Friday, August 12, 2005

Time of Grief to Time of Hope

This Saturday night, right after the Sabbath, begins the observance of Tisha B'Av, the anniversary of the date when the Holy Temple in Jerusalem was destroyed.

We fast and pray and read Lamentations, and remember all the other disasters in our history - the expulsion from Spain, the pogroms in Russia and Poland, the Holocaust. It's not a happy time, but it's important.



Midrash teaches that God chose this date for our loss because it's also the anniversary of the day some months after the Exodus from Egypt when the spies returned to the Hebrew camp and ten of them reported that the land was good, but the cities strong and people enormous. The people went to their tents and cried for fear, saying "God must hate us for bringing us here to die by the sword." In some ways that was even worse than the sin of the Golden Calf - God, as it were, said "It's enough that the people keep disobeying me and rebelling against Moses after all the miracles I've shown them, but to say that I hate them after all that? The minds of these people have been crippled by the slavery they grew up in. These people aren't ready to go into the Holy Land - they'll all die in the wilderness and their children will go in."

So from that day forward, this is the day that God's anger expresses itself against us for our sins, and the results have been devastating.

It's also worth mentioning that Midrash teaches different reasons for the destruction of the two temples. The first one, say the Sages, was destroyed because the people sinned through murder, adultery and idol worship. Pretty grievous sins, you'd think, but that temple was rebuilt less than a hundred years later. The second temple was destroyed because the people sinned through causeless hatred - sounds like a much lesser sin, but the temple hasn't been rebuilt yet, and that was about 2,000 years ago.

On the other hand, say the Sages, this is actually good news, because it teaches us the precise remedy for the temple's destruction. If we lost it because of causeless hatred, then clearly we will get it back through causeless love.
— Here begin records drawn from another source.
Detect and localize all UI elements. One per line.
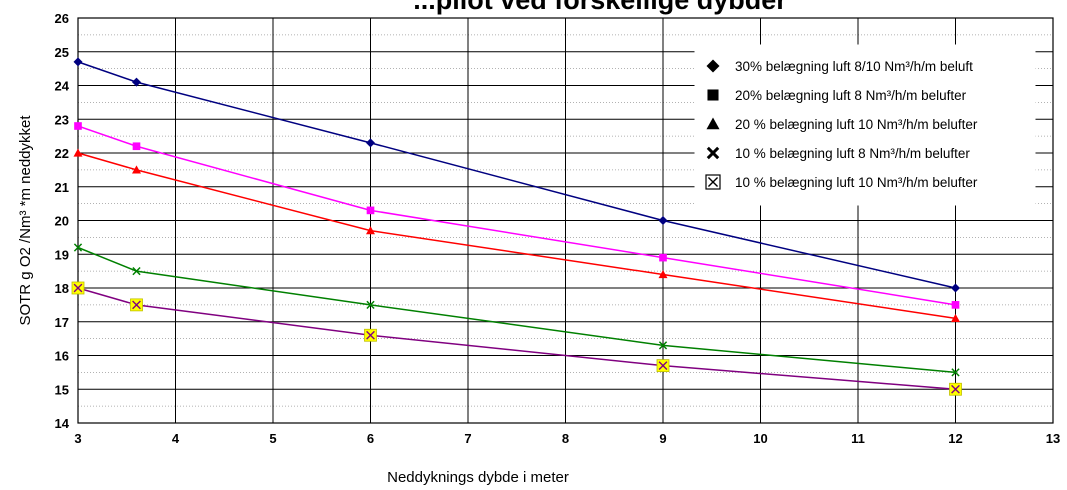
legend: 30% belægning luft 8/10 Nm³/h/m beluft 20… [694,44,1036,206]
legend-item: 20 % belægning luft 10 Nm³/h/m belufter [706,117,978,132]
data-point [951,283,960,293]
y-tick-label: 17 [55,315,69,330]
x-tick-label: 9 [659,431,666,446]
legend-item: 10 % belægning luft 8 Nm³/h/m belufter [706,146,970,161]
data-point [366,226,375,235]
major-gridlines [77,17,1054,424]
y-tick-label: 24 [55,79,70,94]
y-axis-title: SOTR g O2 /Nm³ *m neddykket [17,115,34,326]
y-tick-label: 16 [55,349,69,364]
legend-label: 10 % belægning luft 10 Nm³/h/m belufter [735,175,978,190]
y-tick-label: 21 [55,180,69,195]
marker-stroke [951,384,960,394]
x-tick-label: 6 [367,431,374,446]
legend-label: 30% belægning luft 8/10 Nm³/h/m beluft [735,59,973,74]
data-point [366,138,375,148]
data-point [73,148,83,157]
y-tick-label: 15 [55,382,69,397]
y-tick-label: 26 [55,11,69,26]
x-axis-title: Neddyknings dybde i meter [387,469,569,486]
data-point [132,266,141,276]
data-point [130,298,143,312]
marker-stroke [366,300,375,310]
marker-stroke [73,243,83,252]
marker-stroke [658,361,668,371]
x-tick-label: 4 [172,431,180,446]
legend-label: 20 % belægning luft 10 Nm³/h/m belufter [735,117,978,132]
data-point [951,368,960,377]
data-point [132,165,141,174]
legend-item: 10 % belægning luft 10 Nm³/h/m belufter [705,174,978,190]
data-point [73,243,83,252]
y-tick-label: 25 [55,45,69,60]
data-point [366,300,375,310]
data-point [951,313,960,322]
x-tick-label: 5 [269,431,276,446]
marker-stroke [132,266,141,276]
chart-title: ...pilot ved forskellige dybder [413,0,787,15]
data-point [132,77,141,87]
x-tick-label: 10 [753,431,767,446]
legend-marker [706,146,720,160]
series-4 [73,243,960,377]
series-1 [73,57,960,293]
x-tick-label: 12 [948,431,962,446]
minor-gridlines [78,34,1053,407]
legend-item: 20% belægning luft 8 Nm³/h/m belufter [707,88,967,103]
legend-marker [707,89,719,101]
x-tick-label: 11 [851,431,865,446]
y-tick-label: 14 [55,416,70,431]
marker-stroke [658,341,668,350]
y-tick-label: 19 [55,247,69,262]
series-3 [73,148,960,322]
data-point [951,301,960,309]
legend-marker [705,174,721,190]
marker-stroke [132,300,141,310]
plot-border [77,17,1054,424]
data-point [364,328,377,342]
x-tick-label: 13 [1046,431,1060,446]
legend-marker [706,59,720,73]
series-5 [71,281,962,396]
data-point [658,216,668,225]
y-tick-label: 22 [55,146,69,161]
y-tick-label: 23 [55,112,69,127]
legend-box [694,44,1036,206]
y-tick-label: 20 [55,214,69,229]
marker-stroke [706,146,720,160]
data-point [656,359,670,373]
legend-marker [706,117,720,130]
data-point [71,281,85,295]
legend-label: 10 % belægning luft 8 Nm³/h/m belufter [735,146,970,161]
data-point [658,270,668,279]
series-2 [74,122,960,309]
legend-label: 20% belægning luft 8 Nm³/h/m belufter [735,88,967,103]
x-tick-label: 8 [562,431,569,446]
legend-item: 30% belægning luft 8/10 Nm³/h/m beluft [706,59,973,74]
marker-stroke [73,283,83,293]
data-point [132,142,141,151]
marker-stroke [707,176,719,188]
y-axis-ticks: 14 15 16 17 18 19 20 21 22 23 24 25 26 [55,11,70,431]
data-point [366,206,375,215]
data-point [949,382,962,396]
x-axis-ticks: 3 4 5 6 7 8 9 10 11 12 13 [74,431,1060,446]
series-layer [71,57,962,396]
marker-stroke [366,330,375,340]
data-point [658,341,668,350]
data-point [74,122,82,130]
data-point [659,253,667,262]
y-tick-label: 18 [55,281,69,296]
x-tick-label: 7 [464,431,471,446]
data-point [73,57,83,67]
x-tick-label: 3 [74,431,81,446]
marker-stroke [951,368,960,377]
And indeed, for all the pain we recall and re-experience on Tisha B'Av, the Sages teach that it will be (probably already has been) the Messiah's birthday.


There are plenty of Jews in the world who would consider me either a poor Jew or not a Jew at all because I'm lax in my observances, because of my politics, because I express a lukewarm support for the Gaza pullout and the security fence on the West Bank, or for any one of a number of reasons. Those folks would probably say I have no business waiting for the Messiah's arrival. It's hard for me to feel anything but anger toward them. The lesson of Tisha B'Av is a difficult one, but clear - I and those of my Jewish brothers and sisters who lack patience with me, whether more or less pious, need to embrace each other wholeheartedly if we're to have any hope of living to see the Messianic age.

For that matter, the same thing goes for me and those of my brothers and sisters of all persuasions. This is not just a matter of "Can't we all just get along?" The message is "Choose causeless love, or causeless hatred will choose us." I'm ready to choose.



Benshlomo says, We want Mashiach now, we don't want to wait.